Sono 150 i miliardi che ogni anno la Germania incassa dall’interscambio di merci con gli Stati Uniti. La minaccia di Donald Trump di porre un dazio del 25% all’import di automobili si spiega con questi dati. Il senso è: se uno Stato punta tutte le sue carte sull’export per rendere gli altri Paesi dipendenti dalle proprie merci va da sé che a quel punto è a rischio la sovranità dello Stato. Gli accordi diventano di colpo obsoleti e a dettare il gioco sono le leggi della politica.

È quello che sta accadendo anche in Italia. I parametri di Maastricht sono stati concepiti per un’economia in crescita e quindi a tutela della stabilità finanziaria. In caso di crisi diventano una costrizione ed un impedimento. E tali sono stati vissuti dai governi italiani in carica a partire dal 2009. Per la Germania Trump rappresenta quello che per l’Italia è lo spread, il differenziale dei titoli pubblici italiani rispetto a quelli tedeschi. Una spina nel fianco. Una restrizione delle esportazioni verso il mercato americano vale secondo l’Ifo-Institut di Monaco di Baviera una perdita secca di 5 miliardi. Senza contare le ricadute sulla catena produttiva esterna dei fornitori. Nell’industria più di un posto di lavoro su due dipende dall’export. Un intero sistema produttivo votato agli umori dei clienti. I quali se sono in Europa sono indotti dalla comune moneta a comprare made in Germany ma al di fuori dell’Eurozona risentono degli umori della politica.

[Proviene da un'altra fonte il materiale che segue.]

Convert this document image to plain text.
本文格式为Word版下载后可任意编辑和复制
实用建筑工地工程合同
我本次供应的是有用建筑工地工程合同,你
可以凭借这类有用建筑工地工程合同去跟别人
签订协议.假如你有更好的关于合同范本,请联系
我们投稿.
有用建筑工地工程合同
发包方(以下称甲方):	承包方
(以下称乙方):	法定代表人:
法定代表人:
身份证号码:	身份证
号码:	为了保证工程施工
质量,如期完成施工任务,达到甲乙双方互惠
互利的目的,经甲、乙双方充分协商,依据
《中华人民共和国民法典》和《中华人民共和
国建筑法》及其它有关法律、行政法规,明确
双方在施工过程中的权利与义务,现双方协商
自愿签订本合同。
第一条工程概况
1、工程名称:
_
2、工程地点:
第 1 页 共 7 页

Vedi l’Arabia Saudita che affianca Trump e minaccia a sua volta di boicottare le merci tedesche. Avere un retroterra sicuro è vitale per l’economia tedesca.

Se l’euro dovesse saltare per la Germania il danno economico sarebbe grande ma ancor più gravi sarebbero i danni politici. A quel punto Berlino non parlerebbe più a nome dell’Europa ma di una nazione di 80 milioni di abitanti. Un trascurabile puntino nella geografia dei grandi continenti. Ecco perché l’occasione per il neo governo italiano è ghiotta. Il rilancio italiano è diventato un interesse nazionale tedesco. Si tratta da parte italiana di mostrare quello che i tedeschi sinora non hanno mostrato di avere, il senso del limite. Il che vuol dire: oltre questo debito non si può andare.